I hear good people who should know better bringing themselves down every day by saying things like:
“I’m too old”
“I’m a klutz”
“I don’t have the money to do what I want”
“My job sucks.”
“I can’t draw” (or write, or hang-glide, or speak in public)
I’m no good at…” (fill in the blank)
“I have no choice”
“It’s not up to me”
I also hear people harping negative beliefs about the world and the people around them in ways that limit possibility and invite bad experiences, because when we project bad expectations on the world, the world will respond in kind.
A negative mantra is a repetitive thought, that you energize by speaking in your mind or, worse still, out loud. Every time you repeat a mantra of this kind, you close doors in front of you and put yourself inside a box. You bring into operation that principle that Thoreau expressed very well: “A man who stands in his own way will find the whole world stands in his way.”

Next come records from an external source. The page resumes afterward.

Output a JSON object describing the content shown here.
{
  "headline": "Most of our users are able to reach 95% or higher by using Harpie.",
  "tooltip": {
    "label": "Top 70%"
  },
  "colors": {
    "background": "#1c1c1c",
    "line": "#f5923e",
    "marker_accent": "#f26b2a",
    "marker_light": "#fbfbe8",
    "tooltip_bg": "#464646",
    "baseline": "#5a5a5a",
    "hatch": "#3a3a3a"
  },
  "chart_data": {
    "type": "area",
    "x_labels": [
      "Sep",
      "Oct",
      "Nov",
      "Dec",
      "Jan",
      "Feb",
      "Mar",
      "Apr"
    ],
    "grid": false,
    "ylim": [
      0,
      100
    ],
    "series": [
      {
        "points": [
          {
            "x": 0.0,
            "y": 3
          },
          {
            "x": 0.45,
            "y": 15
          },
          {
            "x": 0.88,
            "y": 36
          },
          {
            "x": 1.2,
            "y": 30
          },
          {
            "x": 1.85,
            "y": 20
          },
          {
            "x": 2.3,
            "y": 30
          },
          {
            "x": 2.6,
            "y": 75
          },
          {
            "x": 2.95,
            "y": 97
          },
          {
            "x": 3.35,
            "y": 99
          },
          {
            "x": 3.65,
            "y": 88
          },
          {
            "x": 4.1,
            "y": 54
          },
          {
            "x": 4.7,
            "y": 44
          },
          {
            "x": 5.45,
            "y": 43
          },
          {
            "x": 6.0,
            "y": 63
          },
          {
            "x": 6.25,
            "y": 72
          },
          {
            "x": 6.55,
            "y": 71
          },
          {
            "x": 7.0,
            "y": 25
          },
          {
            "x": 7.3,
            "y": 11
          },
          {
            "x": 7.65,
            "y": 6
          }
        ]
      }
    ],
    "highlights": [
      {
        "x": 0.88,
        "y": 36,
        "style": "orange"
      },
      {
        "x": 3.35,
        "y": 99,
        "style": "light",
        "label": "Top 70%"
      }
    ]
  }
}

Go on like this, and you can help to generate the condition that is symbolized, for me, by the 5 of Swords in Tarot: mind-induced defeat. My personal name for this card is “Harpies Crapping On My Head”. The harpies in question are the parts of me that keep harping on thoughts and memories that bring me down.
I recommend the following: Every time you catch yourself – or a friend catches you – committing a negative mantra, spit it out. I mean literally. Go outside, or into the bathroom, and get it out in a way that your body can believe. We hold experiences and beliefs in our bodies, so somatic release may be essential and of course to do a thorough job of that you may want to go beyond expectorating. But spitting it out is something you can do almost anywhere, any time. In my workshops, I send people outside to do it when we catch them committing a negative mantra. Newcomers are sometimes thunderstruck and disbelieving when they receive the instruction, but they are almost always lighter and freer and happier after they have followed it.